If that were wages earned at 40 hours a week over a traditional 50-week year, that would be $97,603 an hour. That puts the hourly increase in their wealth at 18,416 times the federal minimum wage. Good work if you can get it.
This is hardly a novel phenomenon; only the eye-popping figures are new. Projections through 1997 indicate that 86 percent of stock market gains between 1989 and 1997 were pocketed by the top 10 percent of households while 42 percent flowed to the most well-to-do one percent. A rising tide lifts all yachts.
From 1983 to 1995 (the latest Fed figures), only the top five percent of households saw an increase in their net worth while only the top 20 percent experienced any increase in their income. Average wealth fell for everyone else. Median financial wealth (net worth less home equity) was $11,700 in 1997, lower than in 1989. In 1996, the Census Bureau reported record-level inequality, with the top fifth of households claiming 48.2 percent of national income while the bottom fifth gets by on just 3.6 percent. The middle class now has enough savings to maintain their current standard of living for all of 1.2 months (if, for example, they lost their jobs). That's down from 3.6 months in 1989.
With 76 million baby-boomers, voters all, barreling toward retirement in a grotesquely undercapitalized condition, the fiscal implications attending these economic disparities are staggering, as are the implications for price stability.
It's time for us to take this country back. Nothing less than a radical redesign of free enterprise will do. If we aim to have a sustainable capitalism, we must have a capitalism that's comprehensively peoplized, profoundly human-sized, and at least partially localized. Absent that, it will never become truly community-wise, the only true measure of sustainability.
Today's divisive, disconnected, and dumbed-down system is a caricature of the "self design" that Adam Smith envisioned. The corporation as a legal person responds to values chosen by its shareholders. At present, most publicly traded corporations operate largely in "default mode." That's because, with more than $17 trillion in the hands of money managers, it's no longer self design but "money on automatic" that's the animating feature of global capitalism as institutional investors comb the globe for the best financially denominated returns.
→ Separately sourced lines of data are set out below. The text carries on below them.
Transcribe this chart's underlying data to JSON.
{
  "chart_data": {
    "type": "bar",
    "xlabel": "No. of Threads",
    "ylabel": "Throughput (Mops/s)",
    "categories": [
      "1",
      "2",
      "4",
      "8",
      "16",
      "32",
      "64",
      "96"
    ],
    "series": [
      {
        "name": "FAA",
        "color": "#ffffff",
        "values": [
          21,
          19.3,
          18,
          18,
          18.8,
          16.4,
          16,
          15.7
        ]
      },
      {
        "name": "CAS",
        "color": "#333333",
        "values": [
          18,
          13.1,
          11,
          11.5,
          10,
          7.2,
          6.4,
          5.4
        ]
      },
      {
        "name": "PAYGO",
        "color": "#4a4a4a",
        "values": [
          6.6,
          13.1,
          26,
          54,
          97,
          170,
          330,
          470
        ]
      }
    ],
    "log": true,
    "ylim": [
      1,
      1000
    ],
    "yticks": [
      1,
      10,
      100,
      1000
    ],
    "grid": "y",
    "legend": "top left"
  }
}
Ironically, the element most obviously missing in this self-designed system is the self. Instead, today's "show me the money" mentality means that financial values have become an accepted proxy for a vast array of other values, including social and environmental values. As a nation, we've become progressively less interested in making the world safe for democracy. Instead, today's finance-speak "economism" has driven us to become consumed with making the world safe for financial capital.
The good news is this: today's model is certifiably broken - despite the beguiling optics of a raging Dow. That means we can begin to fix it. Much of the market's run-up is doubtless attributable to a demographically sensitive pay-in phenomenon (as baby boomers age), yet with no concern for what happens when this demographic bubble shifts into draw-down mode. Just who is going to buy all those securities? Now is the best chance we may have for a genuine paradigm shift.
Jeff Gates is former counsel to the US Senate Committee on Finance and author of The Ownership Solution (Addison Wesley, 1998).